A. Decreased $105,000



B. Decreased $45,000



C. Increased $30,000



D. Increased $45,000



E. Increased $105,000









122. If the assets of a business increased $89,000 during a period of time and its liabilities increased $67,000 during the same period, equity in the business must have:



A. Increased $22,000



B. Decreased $22,000



C. Increased $89,000



D. Decreased $156,000



E. Increased $156,000







123. If the assets of a business increased $15,000 during a period of time and its equity decreased $4,000 during the same period, liabilities in the business must have:



A. Increased $11,000



B. Decreased $11,000



C. Increased $19,000



D. Decreased $19,000



E. Increased $61,000















124. Beta Corporation purchased $100,000 worth of land by paying 10,000 cash and signing a $90,000 mortgage. Immediately prior to this transaction the corporation had assets, liabilities, and owners' equity in the amounts of $150,000, $30,000, and $120,000 respectively. What is the total amount of Beta Corporation's assets after this transaction has been recorded?



A. $240,000



B. $250,000



C. $160,000



D. $40,000



E. $260,000







125. A corporation purchased a $40,000 delivery truck by paying 4,000 cash and signing a $36,000 note payable. Immediately prior to this transaction the corporation had assets, liabilities, and owners' equity in the amounts of $75,000, $52,000, and $23,000 respectively. What is the total amount of the corporation's assets after this transaction has been recorded?



A. $115,000



B. $111,000



C. $79,000



D. $71,000



E. $75,000









126. Return on assets is:



A. Also called rate of return.



B. Computed by dividing net income by average total assets.

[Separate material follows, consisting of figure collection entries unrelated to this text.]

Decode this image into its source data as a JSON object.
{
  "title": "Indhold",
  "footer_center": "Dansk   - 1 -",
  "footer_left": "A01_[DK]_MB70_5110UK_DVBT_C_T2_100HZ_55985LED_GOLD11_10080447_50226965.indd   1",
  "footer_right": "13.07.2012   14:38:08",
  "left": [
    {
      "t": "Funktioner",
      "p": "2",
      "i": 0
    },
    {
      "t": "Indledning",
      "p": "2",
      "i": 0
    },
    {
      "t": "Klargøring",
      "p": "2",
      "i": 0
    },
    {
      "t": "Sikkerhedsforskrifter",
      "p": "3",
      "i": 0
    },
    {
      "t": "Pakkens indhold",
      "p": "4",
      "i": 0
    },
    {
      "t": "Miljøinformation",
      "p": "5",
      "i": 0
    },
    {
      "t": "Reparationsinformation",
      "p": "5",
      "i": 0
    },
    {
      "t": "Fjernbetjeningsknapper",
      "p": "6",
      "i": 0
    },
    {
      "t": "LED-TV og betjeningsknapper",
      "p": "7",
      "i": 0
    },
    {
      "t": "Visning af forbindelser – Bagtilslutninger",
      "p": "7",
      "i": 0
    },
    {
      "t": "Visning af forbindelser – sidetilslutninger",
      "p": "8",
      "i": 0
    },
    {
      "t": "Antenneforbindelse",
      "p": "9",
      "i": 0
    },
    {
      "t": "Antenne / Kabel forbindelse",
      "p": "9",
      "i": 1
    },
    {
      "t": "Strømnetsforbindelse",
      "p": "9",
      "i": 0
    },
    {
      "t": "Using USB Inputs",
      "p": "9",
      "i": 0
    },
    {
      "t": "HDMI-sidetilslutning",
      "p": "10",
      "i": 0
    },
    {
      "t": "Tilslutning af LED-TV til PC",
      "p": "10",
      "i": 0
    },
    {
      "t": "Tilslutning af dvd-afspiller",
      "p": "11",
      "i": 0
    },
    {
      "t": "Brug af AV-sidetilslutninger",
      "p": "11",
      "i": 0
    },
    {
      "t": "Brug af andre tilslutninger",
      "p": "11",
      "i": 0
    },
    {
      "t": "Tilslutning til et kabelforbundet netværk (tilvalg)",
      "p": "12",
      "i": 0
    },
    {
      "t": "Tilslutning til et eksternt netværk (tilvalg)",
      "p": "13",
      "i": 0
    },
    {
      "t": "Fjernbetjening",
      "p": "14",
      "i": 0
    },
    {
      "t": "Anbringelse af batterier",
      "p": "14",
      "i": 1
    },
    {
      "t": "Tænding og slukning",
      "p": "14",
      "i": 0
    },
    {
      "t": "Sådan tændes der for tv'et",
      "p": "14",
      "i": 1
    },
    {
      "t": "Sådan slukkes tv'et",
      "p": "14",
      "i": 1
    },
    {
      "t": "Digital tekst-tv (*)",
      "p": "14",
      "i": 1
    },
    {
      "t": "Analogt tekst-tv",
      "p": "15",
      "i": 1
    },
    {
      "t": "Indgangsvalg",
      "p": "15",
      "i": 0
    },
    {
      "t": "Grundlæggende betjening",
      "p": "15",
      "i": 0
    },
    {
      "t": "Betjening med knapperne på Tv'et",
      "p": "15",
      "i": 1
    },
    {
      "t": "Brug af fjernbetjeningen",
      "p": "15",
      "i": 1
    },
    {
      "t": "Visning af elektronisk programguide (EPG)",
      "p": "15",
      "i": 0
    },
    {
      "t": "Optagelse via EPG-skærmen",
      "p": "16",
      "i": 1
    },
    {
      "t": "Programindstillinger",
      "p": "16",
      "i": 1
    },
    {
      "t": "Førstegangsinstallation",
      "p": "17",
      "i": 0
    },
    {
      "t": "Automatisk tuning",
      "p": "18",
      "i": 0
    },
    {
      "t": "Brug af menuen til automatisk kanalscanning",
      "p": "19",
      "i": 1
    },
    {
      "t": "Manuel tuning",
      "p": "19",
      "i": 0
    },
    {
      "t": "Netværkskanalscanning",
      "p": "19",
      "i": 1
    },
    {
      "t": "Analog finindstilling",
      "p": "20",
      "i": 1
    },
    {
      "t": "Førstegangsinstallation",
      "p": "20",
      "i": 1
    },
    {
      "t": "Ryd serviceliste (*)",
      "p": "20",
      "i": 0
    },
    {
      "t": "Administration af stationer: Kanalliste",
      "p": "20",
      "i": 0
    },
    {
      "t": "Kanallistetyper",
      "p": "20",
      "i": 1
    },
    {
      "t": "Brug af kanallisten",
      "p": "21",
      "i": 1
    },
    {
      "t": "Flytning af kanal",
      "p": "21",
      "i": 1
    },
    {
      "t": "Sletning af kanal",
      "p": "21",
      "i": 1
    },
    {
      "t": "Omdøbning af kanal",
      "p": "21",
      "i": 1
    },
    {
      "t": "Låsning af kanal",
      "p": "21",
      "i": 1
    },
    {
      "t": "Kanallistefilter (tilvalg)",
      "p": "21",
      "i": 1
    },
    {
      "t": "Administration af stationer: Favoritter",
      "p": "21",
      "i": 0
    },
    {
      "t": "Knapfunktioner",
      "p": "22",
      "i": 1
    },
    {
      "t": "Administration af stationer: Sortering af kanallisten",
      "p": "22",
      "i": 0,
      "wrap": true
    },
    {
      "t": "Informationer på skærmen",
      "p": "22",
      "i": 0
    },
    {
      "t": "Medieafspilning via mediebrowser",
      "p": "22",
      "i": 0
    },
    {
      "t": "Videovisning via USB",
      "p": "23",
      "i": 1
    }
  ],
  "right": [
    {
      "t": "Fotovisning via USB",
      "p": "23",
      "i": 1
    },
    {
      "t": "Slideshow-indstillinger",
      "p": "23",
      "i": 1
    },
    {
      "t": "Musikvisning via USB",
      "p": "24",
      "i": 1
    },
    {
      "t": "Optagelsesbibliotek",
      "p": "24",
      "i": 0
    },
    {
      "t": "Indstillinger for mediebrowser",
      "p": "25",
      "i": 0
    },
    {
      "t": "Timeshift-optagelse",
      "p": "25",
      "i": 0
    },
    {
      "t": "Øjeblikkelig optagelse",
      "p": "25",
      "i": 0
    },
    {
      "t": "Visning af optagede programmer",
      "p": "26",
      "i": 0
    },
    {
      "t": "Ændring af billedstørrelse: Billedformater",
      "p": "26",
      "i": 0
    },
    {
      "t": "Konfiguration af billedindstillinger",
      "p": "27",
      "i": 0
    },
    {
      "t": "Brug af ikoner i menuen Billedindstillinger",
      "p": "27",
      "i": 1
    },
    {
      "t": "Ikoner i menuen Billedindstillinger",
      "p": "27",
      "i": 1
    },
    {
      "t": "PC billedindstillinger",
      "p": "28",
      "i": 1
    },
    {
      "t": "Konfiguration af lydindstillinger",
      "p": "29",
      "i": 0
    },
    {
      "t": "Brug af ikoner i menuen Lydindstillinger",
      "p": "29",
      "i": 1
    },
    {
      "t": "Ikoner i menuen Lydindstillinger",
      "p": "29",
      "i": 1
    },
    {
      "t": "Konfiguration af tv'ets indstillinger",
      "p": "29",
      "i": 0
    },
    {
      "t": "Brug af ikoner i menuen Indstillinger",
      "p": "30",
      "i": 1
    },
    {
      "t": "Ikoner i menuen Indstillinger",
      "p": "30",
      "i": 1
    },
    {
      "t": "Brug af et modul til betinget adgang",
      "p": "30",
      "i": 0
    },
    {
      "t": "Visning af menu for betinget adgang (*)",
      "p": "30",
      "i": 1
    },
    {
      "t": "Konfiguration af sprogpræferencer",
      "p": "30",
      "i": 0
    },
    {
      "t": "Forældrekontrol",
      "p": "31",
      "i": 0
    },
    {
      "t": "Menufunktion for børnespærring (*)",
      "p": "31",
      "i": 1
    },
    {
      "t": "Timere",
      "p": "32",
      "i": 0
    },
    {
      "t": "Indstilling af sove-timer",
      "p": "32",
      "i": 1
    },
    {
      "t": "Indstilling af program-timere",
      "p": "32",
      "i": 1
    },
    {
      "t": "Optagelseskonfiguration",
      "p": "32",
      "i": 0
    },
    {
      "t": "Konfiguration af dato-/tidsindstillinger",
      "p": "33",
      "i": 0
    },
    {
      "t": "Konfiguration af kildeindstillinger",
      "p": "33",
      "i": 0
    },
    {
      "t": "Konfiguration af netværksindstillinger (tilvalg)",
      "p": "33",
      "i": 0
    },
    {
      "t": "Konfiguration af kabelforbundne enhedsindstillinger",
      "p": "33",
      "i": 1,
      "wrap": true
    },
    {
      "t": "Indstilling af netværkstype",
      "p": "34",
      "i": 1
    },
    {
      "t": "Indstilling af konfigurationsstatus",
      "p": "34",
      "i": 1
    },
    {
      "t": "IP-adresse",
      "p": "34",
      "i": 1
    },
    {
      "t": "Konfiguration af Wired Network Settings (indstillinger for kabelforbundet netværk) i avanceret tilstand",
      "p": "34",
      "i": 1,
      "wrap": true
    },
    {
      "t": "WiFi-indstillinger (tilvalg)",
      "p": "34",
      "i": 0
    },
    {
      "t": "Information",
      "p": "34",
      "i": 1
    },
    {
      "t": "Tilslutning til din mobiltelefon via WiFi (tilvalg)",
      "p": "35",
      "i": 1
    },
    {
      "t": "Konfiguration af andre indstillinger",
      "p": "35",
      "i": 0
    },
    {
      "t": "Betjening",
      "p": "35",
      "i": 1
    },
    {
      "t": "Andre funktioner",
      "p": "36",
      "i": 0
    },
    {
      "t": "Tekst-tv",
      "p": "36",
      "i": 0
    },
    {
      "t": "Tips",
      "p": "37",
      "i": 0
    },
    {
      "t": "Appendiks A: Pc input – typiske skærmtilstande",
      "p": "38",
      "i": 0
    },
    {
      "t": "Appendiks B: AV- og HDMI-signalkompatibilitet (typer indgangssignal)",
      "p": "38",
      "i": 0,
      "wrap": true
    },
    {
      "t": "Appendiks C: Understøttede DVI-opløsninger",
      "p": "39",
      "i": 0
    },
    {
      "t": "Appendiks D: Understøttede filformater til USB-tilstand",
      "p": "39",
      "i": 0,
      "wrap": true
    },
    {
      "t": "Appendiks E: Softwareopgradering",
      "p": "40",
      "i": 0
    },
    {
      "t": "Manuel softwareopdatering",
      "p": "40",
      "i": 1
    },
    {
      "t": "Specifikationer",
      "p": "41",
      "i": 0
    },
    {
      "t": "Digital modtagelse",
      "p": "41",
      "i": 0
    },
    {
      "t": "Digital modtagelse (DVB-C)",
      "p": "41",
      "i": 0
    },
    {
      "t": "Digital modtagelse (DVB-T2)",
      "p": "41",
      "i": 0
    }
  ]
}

C. Computed by multiplying net income by average total assets.



D. Used in helping evaluate expenses.



E. Found on the balance sheet.







127. Reebok had income of $150 million and average assets of $1,800 million. Its return on assets is:



A. 8.33%



B. 83.3%



C. 12.0%



D. 120%



E. 16.7%









128. FastForward has net income of $18,955 and assets at the beginning of the year of $200,000. Its assets at the end of the year total $246,000. Compute its return on assets.



A. 7.7%



B. 8.5%



C. 9.5%



D. 11.8%



E. 13.0%







129. Compute return on assets given net income of $13,764, beginning assets of $120,000, and ending assets of $176,000.



A. 4.65%



B. 7.82%



C. 9.3%



D. 11.47%



E. 21.51%







130. U.S. government bonds are:



A. High-risk and high-return investments.



B. Low-risk and low-return investments.



C. High-risk and low-return investments.



D. Low-risk and high-return investments.



E. High risk and no-return investments.